Her research also has delved into how the extirpation of apex carnivores, such as gray wolves, has affected the behavior of coyotes, who are mid-level predators. In a study published in the Journal of Animal Ecology
, Harris and her team, using coyote feces in Michigan, found that in areas where grey wolves were not present as top of the food chain predators, coyotes changed what they ate, where they roamed and when they were active.
Harris’s scholarship benefits greatly from public engagement and participation.Her study published in Wildlife Society Bulletin
that looked at the ability of volunteers, including K-12 students, to identify wildlife in Michigan through camera trap surveys, demonstrated that public participation in properly designed research can yield reliable results.
Harris, who grew up in Philadelphia, says her interest in wildlife and ecology was piqued when she traveled to Kenya with the Philadelphia Zoo in ninth grade. During the trip, she saw lionesses teaching their cubs how to hunt prey — killing a gazelle right before her eyes.
“It was exhilarating. It was phenomenal. It was amazing that I got to witness that,’’ says Harris. “Fast forward years later, and I’m developing my own research program called the Applied Wildlife Ecology Lab. The acronym is AWE because I very much want to make sure that the science and research that I am doing helps to create that same wonder that I felt as a teenager. And in my field activities today, I aim to help stimulate and expose underrepresented groups and disenfranchised communities to nature and the environment.”
Harris is the first ESA Early Career Fellow to be named Program Chair of the Ecological Society of America Annual Meeting, which will be held in Montreal in 2022.
At Yale, Harris will continue her research into human-wildlife interactions.
“There is a need to scrutinize why conflicts are emerging between people and wildlife all over the world — and it’s not just because they are in the same space,’’ says Harris, who has received a Fulbright award to study tigers in India. “A growing dimension of my research is thinking about how we minimize those negative interactions, as positive interactions can be truly transformative for people. What can we do as managers, as scientists, as activists, and as neighbors to make sure that those outcomes are positive instead of negative?”
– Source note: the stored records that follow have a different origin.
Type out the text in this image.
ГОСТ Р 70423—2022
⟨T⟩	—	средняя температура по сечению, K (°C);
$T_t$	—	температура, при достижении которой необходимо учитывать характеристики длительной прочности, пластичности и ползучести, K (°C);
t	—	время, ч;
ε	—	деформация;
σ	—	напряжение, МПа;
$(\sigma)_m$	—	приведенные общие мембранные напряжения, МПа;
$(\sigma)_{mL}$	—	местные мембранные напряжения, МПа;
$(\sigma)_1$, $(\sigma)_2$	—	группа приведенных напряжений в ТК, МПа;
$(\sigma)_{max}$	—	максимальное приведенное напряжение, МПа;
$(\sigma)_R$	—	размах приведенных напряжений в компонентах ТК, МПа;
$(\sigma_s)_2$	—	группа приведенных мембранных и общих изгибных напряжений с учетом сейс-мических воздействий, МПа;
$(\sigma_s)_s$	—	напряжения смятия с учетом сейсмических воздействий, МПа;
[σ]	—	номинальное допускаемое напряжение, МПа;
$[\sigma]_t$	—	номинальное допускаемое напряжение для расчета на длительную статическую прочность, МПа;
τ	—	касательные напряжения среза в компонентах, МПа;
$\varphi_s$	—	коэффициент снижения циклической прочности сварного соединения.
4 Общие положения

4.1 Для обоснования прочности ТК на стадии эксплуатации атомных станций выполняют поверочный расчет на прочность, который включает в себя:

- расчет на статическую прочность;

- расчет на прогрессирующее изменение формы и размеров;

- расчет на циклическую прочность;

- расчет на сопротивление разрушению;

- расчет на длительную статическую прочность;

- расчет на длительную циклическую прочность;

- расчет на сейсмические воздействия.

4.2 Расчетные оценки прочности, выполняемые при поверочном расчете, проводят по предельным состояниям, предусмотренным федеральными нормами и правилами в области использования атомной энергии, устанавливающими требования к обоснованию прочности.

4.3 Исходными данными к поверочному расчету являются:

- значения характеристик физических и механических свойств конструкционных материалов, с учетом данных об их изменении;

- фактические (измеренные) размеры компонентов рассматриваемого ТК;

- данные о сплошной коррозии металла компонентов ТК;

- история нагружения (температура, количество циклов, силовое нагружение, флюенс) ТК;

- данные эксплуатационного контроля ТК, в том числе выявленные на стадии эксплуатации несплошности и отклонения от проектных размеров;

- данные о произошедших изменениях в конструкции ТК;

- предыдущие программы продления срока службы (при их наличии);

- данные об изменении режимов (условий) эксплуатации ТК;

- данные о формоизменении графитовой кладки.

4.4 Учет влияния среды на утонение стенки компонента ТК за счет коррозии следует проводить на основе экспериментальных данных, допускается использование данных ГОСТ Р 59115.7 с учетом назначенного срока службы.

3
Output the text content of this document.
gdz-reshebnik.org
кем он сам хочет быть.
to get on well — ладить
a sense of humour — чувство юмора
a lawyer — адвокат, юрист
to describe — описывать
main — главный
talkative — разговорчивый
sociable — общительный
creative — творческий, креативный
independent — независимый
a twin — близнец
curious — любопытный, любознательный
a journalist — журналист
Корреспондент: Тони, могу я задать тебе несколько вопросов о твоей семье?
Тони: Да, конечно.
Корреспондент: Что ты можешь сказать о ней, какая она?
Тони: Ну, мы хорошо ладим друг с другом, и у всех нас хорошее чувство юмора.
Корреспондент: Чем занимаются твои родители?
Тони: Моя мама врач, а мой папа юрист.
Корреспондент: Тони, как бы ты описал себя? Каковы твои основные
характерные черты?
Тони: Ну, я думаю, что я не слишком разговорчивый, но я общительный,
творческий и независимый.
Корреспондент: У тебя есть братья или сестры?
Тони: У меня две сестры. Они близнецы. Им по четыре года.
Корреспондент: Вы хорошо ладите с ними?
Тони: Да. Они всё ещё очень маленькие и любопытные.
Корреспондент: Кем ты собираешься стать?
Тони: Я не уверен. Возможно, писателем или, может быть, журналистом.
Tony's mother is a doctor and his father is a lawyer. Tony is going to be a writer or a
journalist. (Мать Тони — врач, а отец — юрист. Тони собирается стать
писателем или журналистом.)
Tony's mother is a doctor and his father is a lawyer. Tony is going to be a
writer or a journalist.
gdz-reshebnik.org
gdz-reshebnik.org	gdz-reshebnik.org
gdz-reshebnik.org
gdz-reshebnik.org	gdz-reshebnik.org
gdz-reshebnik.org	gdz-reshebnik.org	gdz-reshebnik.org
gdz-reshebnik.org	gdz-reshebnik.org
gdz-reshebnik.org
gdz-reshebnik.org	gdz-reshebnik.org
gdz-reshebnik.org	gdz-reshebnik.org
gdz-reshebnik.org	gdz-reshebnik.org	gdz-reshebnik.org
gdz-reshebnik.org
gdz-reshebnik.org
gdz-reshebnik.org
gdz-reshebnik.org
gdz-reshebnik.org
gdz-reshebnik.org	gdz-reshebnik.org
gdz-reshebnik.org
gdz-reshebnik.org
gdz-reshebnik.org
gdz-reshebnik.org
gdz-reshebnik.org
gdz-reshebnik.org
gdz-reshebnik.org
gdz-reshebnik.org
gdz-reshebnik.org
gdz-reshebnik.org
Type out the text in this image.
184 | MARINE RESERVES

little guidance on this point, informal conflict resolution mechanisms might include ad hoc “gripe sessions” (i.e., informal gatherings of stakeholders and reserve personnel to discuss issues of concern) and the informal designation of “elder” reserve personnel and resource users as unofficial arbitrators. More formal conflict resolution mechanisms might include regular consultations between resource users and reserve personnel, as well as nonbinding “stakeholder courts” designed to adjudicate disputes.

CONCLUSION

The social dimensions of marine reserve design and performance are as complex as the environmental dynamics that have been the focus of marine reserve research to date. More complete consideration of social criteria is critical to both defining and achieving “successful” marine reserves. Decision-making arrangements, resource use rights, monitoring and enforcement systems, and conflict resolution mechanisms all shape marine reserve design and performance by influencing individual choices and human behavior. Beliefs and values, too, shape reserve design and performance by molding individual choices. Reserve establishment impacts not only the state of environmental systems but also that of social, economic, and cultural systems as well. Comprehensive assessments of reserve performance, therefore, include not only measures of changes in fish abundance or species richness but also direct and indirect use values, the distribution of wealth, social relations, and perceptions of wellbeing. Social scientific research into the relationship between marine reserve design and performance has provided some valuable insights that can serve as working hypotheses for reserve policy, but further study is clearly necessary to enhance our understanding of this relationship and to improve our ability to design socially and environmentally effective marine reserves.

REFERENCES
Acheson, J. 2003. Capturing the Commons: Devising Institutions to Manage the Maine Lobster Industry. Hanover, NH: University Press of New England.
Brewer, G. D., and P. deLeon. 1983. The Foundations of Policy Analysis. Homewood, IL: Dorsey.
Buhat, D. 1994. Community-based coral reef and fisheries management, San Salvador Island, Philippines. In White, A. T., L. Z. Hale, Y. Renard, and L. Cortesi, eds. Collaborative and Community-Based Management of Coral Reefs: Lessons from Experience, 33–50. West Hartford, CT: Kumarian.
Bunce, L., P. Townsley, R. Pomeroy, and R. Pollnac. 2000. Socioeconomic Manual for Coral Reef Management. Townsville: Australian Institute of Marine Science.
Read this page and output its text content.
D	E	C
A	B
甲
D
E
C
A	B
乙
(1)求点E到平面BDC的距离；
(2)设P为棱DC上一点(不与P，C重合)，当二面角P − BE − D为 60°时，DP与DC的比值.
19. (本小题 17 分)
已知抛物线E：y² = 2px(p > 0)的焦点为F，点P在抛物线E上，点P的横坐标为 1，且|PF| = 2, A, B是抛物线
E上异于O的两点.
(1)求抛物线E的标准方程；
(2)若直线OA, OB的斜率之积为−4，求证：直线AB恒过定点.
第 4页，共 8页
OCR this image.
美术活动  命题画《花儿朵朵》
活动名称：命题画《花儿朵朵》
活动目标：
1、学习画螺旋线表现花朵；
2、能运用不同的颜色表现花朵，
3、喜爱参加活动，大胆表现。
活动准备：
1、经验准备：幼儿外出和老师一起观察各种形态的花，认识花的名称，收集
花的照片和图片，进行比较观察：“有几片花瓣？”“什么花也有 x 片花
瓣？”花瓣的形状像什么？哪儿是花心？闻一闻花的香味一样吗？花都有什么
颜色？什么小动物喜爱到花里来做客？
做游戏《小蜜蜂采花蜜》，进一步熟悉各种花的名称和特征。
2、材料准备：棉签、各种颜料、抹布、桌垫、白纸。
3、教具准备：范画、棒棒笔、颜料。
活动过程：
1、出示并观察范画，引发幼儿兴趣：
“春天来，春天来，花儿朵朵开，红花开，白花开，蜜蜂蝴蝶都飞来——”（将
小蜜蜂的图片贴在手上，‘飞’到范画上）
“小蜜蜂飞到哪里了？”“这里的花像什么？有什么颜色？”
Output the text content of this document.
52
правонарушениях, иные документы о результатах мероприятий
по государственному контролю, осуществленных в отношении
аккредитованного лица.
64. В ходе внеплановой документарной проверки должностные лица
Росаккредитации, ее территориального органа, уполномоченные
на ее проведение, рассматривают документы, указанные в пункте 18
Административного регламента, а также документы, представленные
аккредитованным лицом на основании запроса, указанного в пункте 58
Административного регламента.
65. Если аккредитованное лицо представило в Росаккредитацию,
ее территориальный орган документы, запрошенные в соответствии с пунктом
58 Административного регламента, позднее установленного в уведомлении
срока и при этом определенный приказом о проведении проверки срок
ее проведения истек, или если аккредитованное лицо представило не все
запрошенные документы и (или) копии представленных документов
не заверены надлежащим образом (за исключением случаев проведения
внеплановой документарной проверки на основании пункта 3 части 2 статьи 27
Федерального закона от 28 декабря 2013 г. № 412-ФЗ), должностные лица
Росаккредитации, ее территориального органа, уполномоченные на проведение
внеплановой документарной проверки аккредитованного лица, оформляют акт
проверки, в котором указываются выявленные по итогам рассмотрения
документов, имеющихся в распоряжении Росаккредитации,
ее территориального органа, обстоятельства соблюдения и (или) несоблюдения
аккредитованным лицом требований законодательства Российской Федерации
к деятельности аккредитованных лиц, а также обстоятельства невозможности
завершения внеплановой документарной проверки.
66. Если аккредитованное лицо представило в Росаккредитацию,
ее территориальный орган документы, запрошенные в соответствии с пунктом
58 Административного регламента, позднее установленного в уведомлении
C. Brandon Ogbunu, assistant professor in Yale’s Department of Ecology and Evolutionary Biology, says Harris is one of the most exciting researchers in her field.
“She combines a mastery of complicated theoretical ideas in ecology with some cutting-edge and rigorous field ecological methods. Her ideas about large carnivore behavior are very provocative, testable, and are primed to change the way we look at modern problems in conservation,’’ he says.